Photon rings are produced by light particles whose otherwise straight trajectory is deflected by the intense gravitational force of the hole, causing them to make U-turns around its dark core.

Seen from the earth, a single U-turn of a photon would appear as a single ring of light around the black hole. As light particles make more U-turns, fainter and thinner rings are successively formed within the initial ring, creating a nested structure that scientists describe as time-delayed snapshots of time: “Together, the set of subrings are akin to the frames of a movie, capturing the history of the visible universe as seen from the black hole.”

This artist’s impression depicts a rapidly spinning supermassive black hole surrounded by an accretion disc. This thin disc of rotating material consists of the leftovers of a Sun-like star which was ripped apart by the tidal forces of the black hole. The black hole is labelled, showing the anatomy of this fascinating object.

Researchers believe that far from being mere technical components of black holes, photon rings may be the key to understanding their inner quantum dynamics. Andrew Strominger, a physics professor and leading black hole theorist at Harvard University, has found an unexpected type of symmetry in the glowing halos that promises to encode information about the intense gravity of the mysterious holes. 

An atypical but revealing symmetry 

In a 2022 research paper, Strominger and his team explained that the concentric structure of the photon ring is indicative of conformal symmetry, a type of system in which symmetry is kept under spatial rotation.

As such, photon rings exhibit scale invariance, which means that their structure remains the same when their scale is altered, when the spatial coordinates are reversed, and even forward or backward in time; since each subring is an exact copy of the previous one, only smaller. 

According to astrophysicist Avery Broderick from the Perimeter Institute for Theoretical Physics in Canada, the circular symmetry of the navigation of photons could provide “a fingerprint of gravity.” Since the bending of photon paths is directly caused by the gravitational forces of black holes, the resulting symmetry could solve the central problem of understanding their quantum dynamics.

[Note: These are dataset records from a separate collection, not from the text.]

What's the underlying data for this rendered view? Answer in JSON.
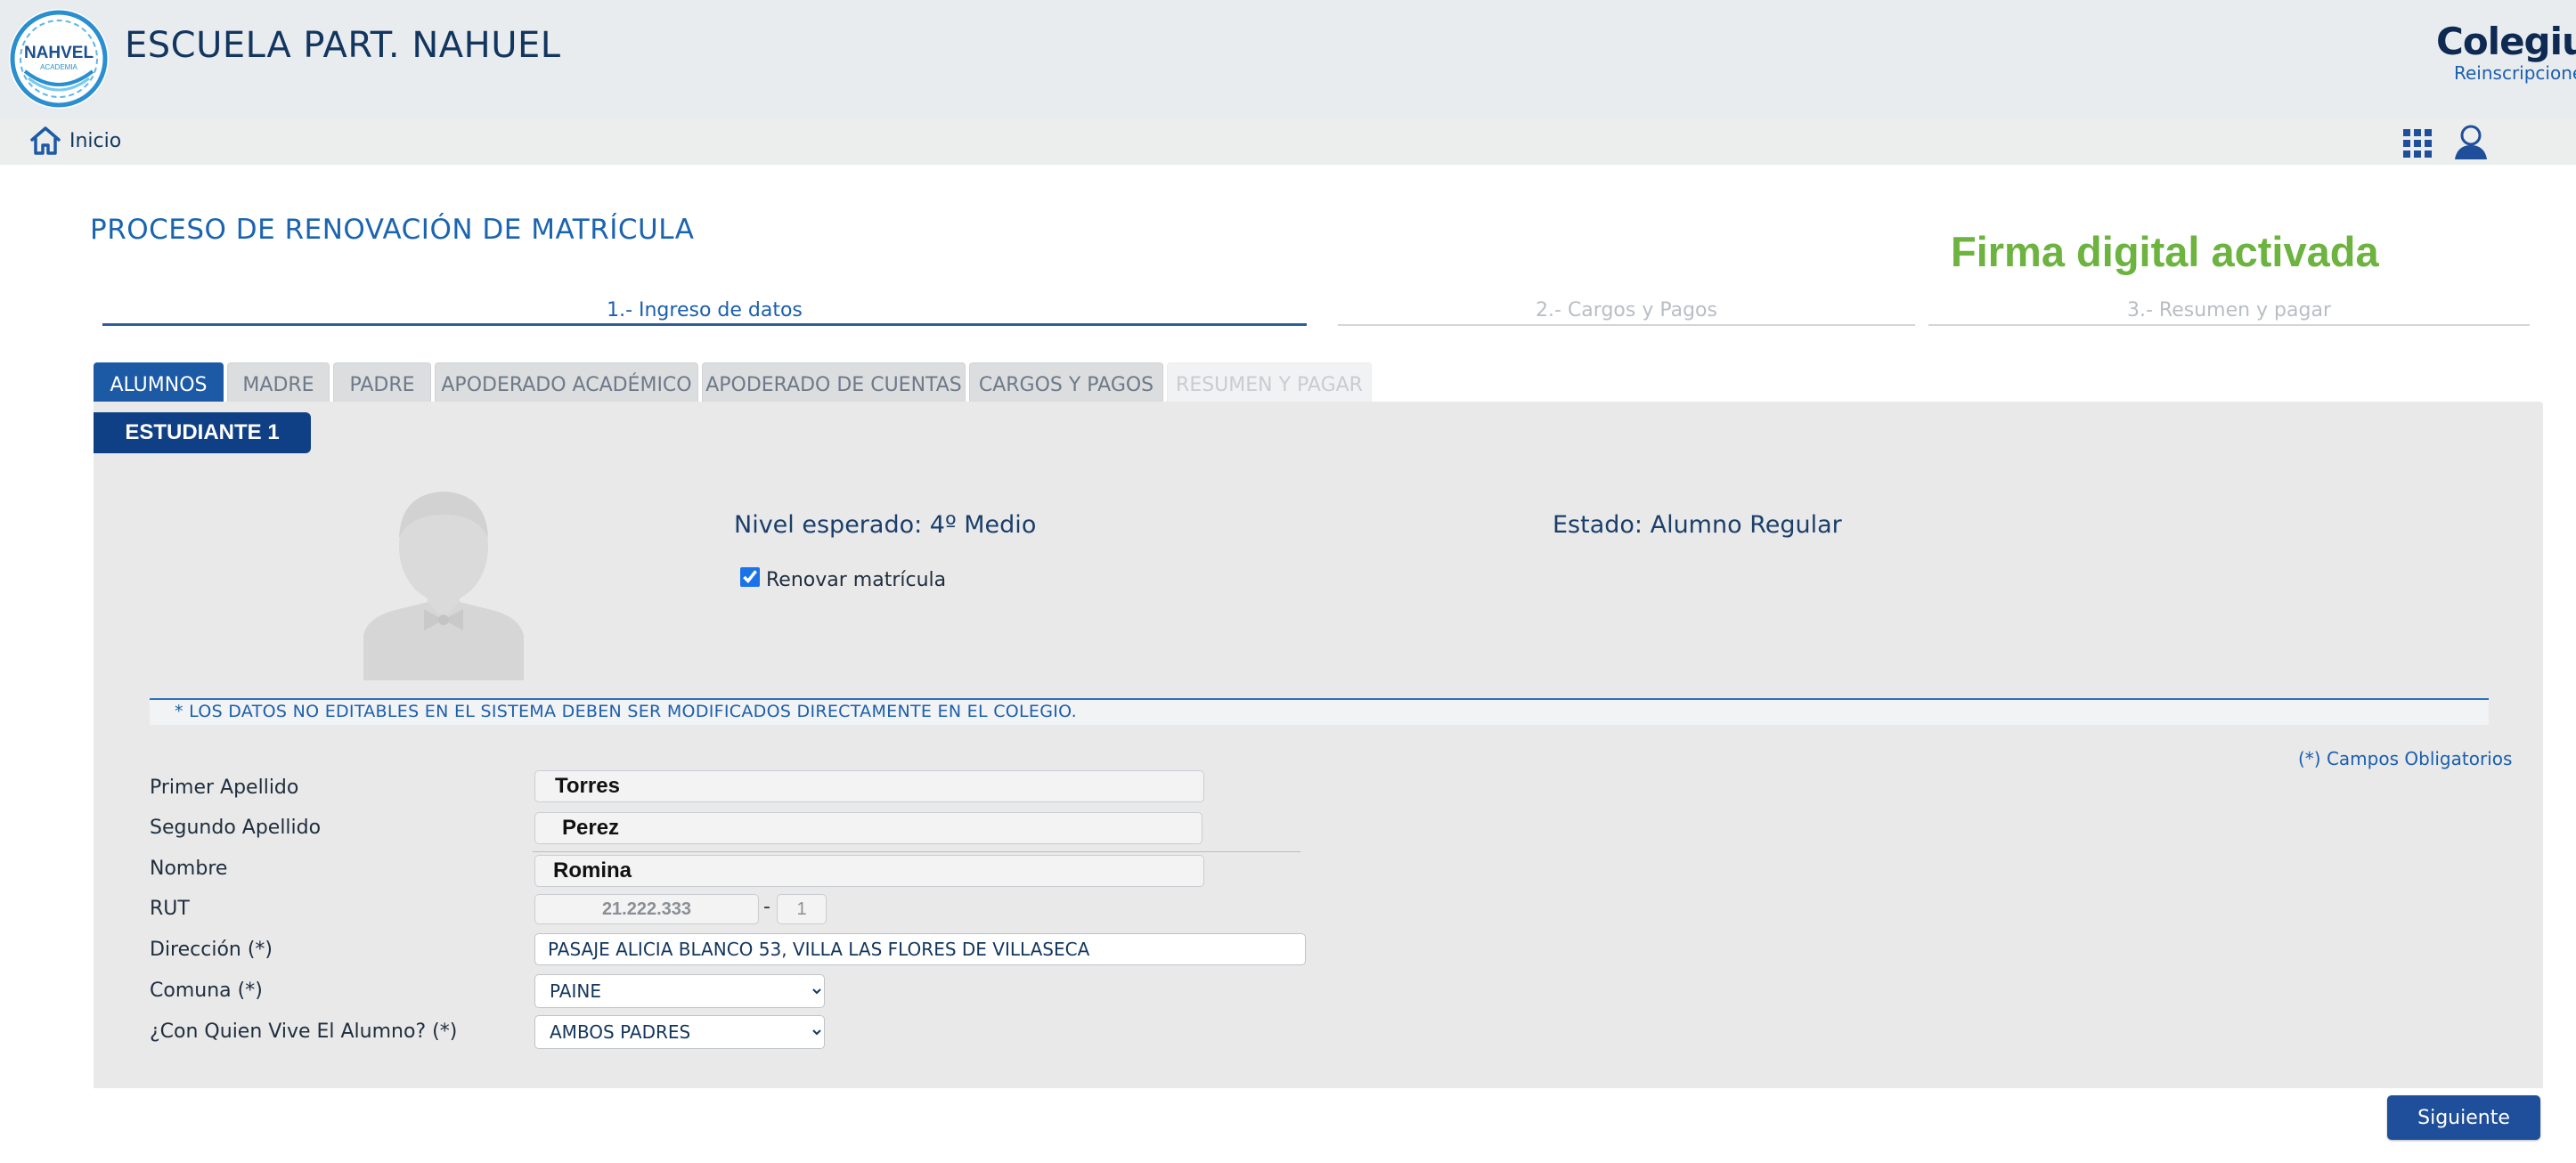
{
  "header": {
    "school_name": "ESCUELA PART. NAHUEL",
    "logo_text": "NAHVEL",
    "brand": "Colegium",
    "brand_sub": "Reinscripciones"
  },
  "nav": {
    "home_label": "Inicio"
  },
  "page": {
    "title": "PROCESO DE RENOVACIÓN DE MATRÍCULA",
    "firma_notice": "Firma digital activada"
  },
  "steps": [
    {
      "label": "1.- Ingreso de datos",
      "state": "active"
    },
    {
      "label": "2.- Cargos y Pagos",
      "state": "pending"
    },
    {
      "label": "3.- Resumen y pagar",
      "state": "pending"
    }
  ],
  "tabs": [
    {
      "label": "ALUMNOS",
      "state": "active"
    },
    {
      "label": "MADRE",
      "state": "normal"
    },
    {
      "label": "PADRE",
      "state": "normal"
    },
    {
      "label": "APODERADO ACADÉMICO",
      "state": "normal"
    },
    {
      "label": "APODERADO DE CUENTAS",
      "state": "normal"
    },
    {
      "label": "CARGOS Y PAGOS",
      "state": "normal"
    },
    {
      "label": "RESUMEN Y PAGAR",
      "state": "disabled"
    }
  ],
  "student": {
    "ribbon": "ESTUDIANTE 1",
    "nivel": "Nivel esperado: 4º Medio",
    "estado": "Estado: Alumno Regular",
    "renovar_label": "Renovar matrícula",
    "renovar_checked": true
  },
  "notice": "* LOS DATOS NO EDITABLES EN EL SISTEMA DEBEN SER MODIFICADOS DIRECTAMENTE EN EL COLEGIO.",
  "required_note": "(*) Campos Obligatorios",
  "form": {
    "primer_apellido": {
      "label": "Primer Apellido",
      "value": "Torres"
    },
    "segundo_apellido": {
      "label": "Segundo Apellido",
      "value": "Perez"
    },
    "nombre": {
      "label": "Nombre",
      "value": "Romina"
    },
    "rut": {
      "label": "RUT",
      "number": "21.222.333",
      "separator": "-",
      "dv": "1"
    },
    "direccion": {
      "label": "Dirección (*)",
      "value": "PASAJE ALICIA BLANCO 53, VILLA LAS FLORES DE VILLASECA"
    },
    "comuna": {
      "label": "Comuna (*)",
      "selected": "PAINE"
    },
    "vive_con": {
      "label": "¿Con Quien Vive El Alumno? (*)",
      "selected": "AMBOS PADRES"
    }
  },
  "actions": {
    "next_label": "Siguiente"
  },
  "colors": {
    "primary": "#1c5aa6",
    "title_blue": "#1b64b0",
    "firma_green": "#6cb33f",
    "panel_bg": "#e9e9e9",
    "header_bg": "#e9ecef"
  }
}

It is worth mentioning that not all photons revolve around the black hole endlessly. Their orbits are dynamically unstable, which means that any external perturbation — however subtle — can result in the photon escaping the black hole  — most likely hurling toward the earth — or in the light particle crossing the event horizon, never to return. 

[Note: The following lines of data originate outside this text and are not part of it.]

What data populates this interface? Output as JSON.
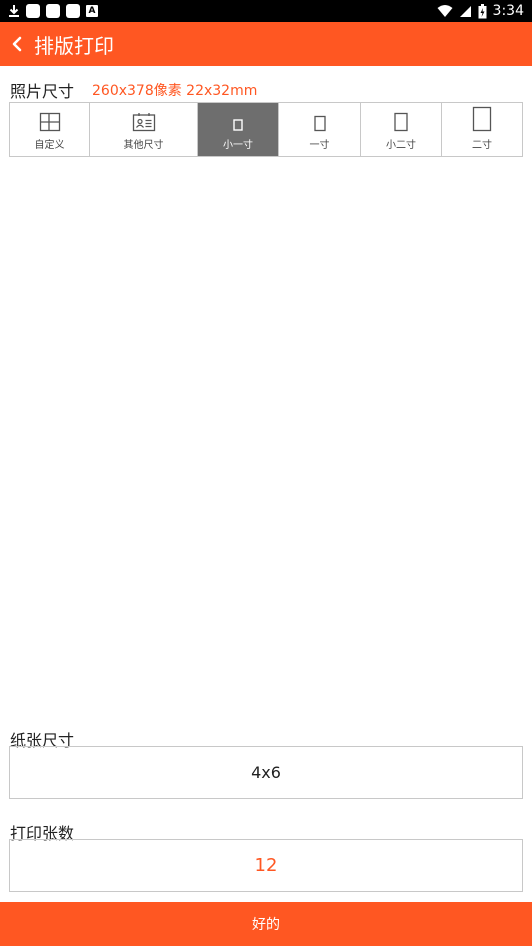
{
  "status_bar": {
    "time": "3:34",
    "notification_letter": "A"
  },
  "header": {
    "title": "排版打印"
  },
  "photo_size": {
    "label": "照片尺寸",
    "info": "260x378像素 22x32mm",
    "tabs": [
      {
        "label": "自定义",
        "icon": "custom-layout-icon",
        "active": false
      },
      {
        "label": "其他尺寸",
        "icon": "id-card-icon",
        "active": false
      },
      {
        "label": "小一寸",
        "icon": "small-rect-icon",
        "active": true
      },
      {
        "label": "一寸",
        "icon": "rect-icon",
        "active": false
      },
      {
        "label": "小二寸",
        "icon": "rect-medium-icon",
        "active": false
      },
      {
        "label": "二寸",
        "icon": "rect-large-icon",
        "active": false
      }
    ]
  },
  "paper_size": {
    "label": "纸张尺寸",
    "value": "4x6"
  },
  "print_count": {
    "label": "打印张数",
    "value": "12"
  },
  "ok_button": {
    "label": "好的"
  },
  "colors": {
    "accent": "#ff5722",
    "active_tab": "#6e6e6e"
  }
}
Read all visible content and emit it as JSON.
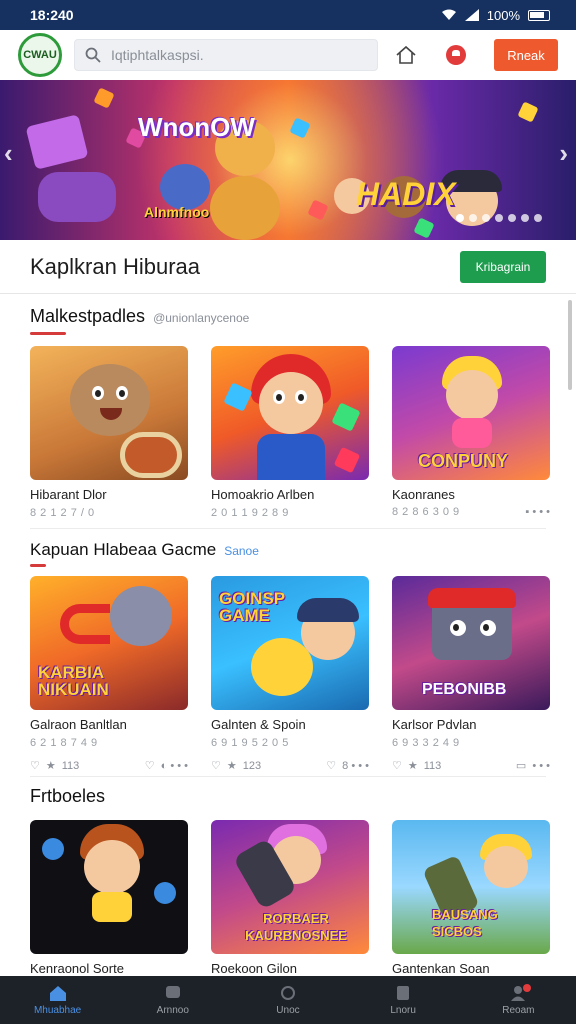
{
  "status_bar": {
    "time": "18:240",
    "battery": "100%"
  },
  "header": {
    "logo_text": "CWAU",
    "search_placeholder": "Iqtiphtalkaspsi.",
    "signin_label": "Rneak"
  },
  "banner": {
    "title": "WnonOW",
    "subtitle": "Alnmfnoo",
    "tag": "HADIX",
    "dot_count": 7,
    "active_dot": 0
  },
  "main": {
    "section_title": "Kaplkran Hiburaa",
    "section_button": "Kribagrain"
  },
  "categories": [
    {
      "title": "Malkestpadles",
      "subtitle": "@unionlanycenoe",
      "games": [
        {
          "title": "Hibarant Dlor",
          "meta": "8 2 1 2 7 / 0",
          "caption": ""
        },
        {
          "title": "Homoakrio Arlben",
          "meta": "2 0 1 1 9 2 8 9",
          "caption": ""
        },
        {
          "title": "Kaonranes",
          "meta": "8 2 8 6 3 0 9",
          "caption": "CONPUNY"
        }
      ]
    },
    {
      "title": "Kapuan Hlabeaa Gacme",
      "subtitle": "Sanoe",
      "games": [
        {
          "title": "Galraon Banltlan",
          "meta": "6 2 1 8 7 4 9",
          "caption": "KARBIA NIKUAIN",
          "likes": "113"
        },
        {
          "title": "Galnten & Spoin",
          "meta": "6 9 1 9 5 2 0 5",
          "caption": "GOINSP GAME",
          "likes": "123"
        },
        {
          "title": "Karlsor Pdvlan",
          "meta": "6 9 3 3 2 4 9",
          "caption": "PEBONIBB",
          "likes": "113"
        }
      ]
    },
    {
      "title": "Frtboeles",
      "subtitle": "",
      "games": [
        {
          "title": "Kenraonol Sorte",
          "caption": ""
        },
        {
          "title": "Roekoon Gilon",
          "caption": "RORBAER KAURBNOSNEE"
        },
        {
          "title": "Gantenkan Soan",
          "caption": "BAUSANG SICBOS"
        }
      ]
    }
  ],
  "bottom_nav": [
    {
      "label": "Mhuabhae",
      "icon": "home-icon",
      "active": true
    },
    {
      "label": "Arnnoo",
      "icon": "chat-icon",
      "active": false
    },
    {
      "label": "Unoc",
      "icon": "refresh-icon",
      "active": false
    },
    {
      "label": "Lnoru",
      "icon": "bookmark-icon",
      "active": false
    },
    {
      "label": "Reoam",
      "icon": "profile-icon",
      "active": false
    }
  ],
  "colors": {
    "accent": "#ee5a2e",
    "green": "#1f9d4f",
    "nav_bg": "#1d2229",
    "status_bg": "#16315f"
  }
}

The first-ever seen photon ring was detected by the Event Horizon Telescope, a large array of radio telescopes. Its angular resolution is sufficient to observe the event horizon of a super massive black hole. (Image: Igor Mashkov via Pexels)

Potential breakthroughs

According to theorists, the thin line of light can provide information such as the mass of a black hole and its amount of spin. “It’s definitely the most beautiful and compelling way to really see the black hole,” said Strominger.

Nevertheless, experts agree that this field of research is still in its infancy and that further theoretical study is needed before they can define whether photon rings encode a black hole’s inner properties.

Meanwhile, scientists and engineers are working to create higher-resolution telescopes that can easily detect photon rings without the need for simulations. They are aware that improving their tools could bring them one step closer to deciphering one of nature’s greatest phenomena, or lead them to discover even more puzzling mysteries.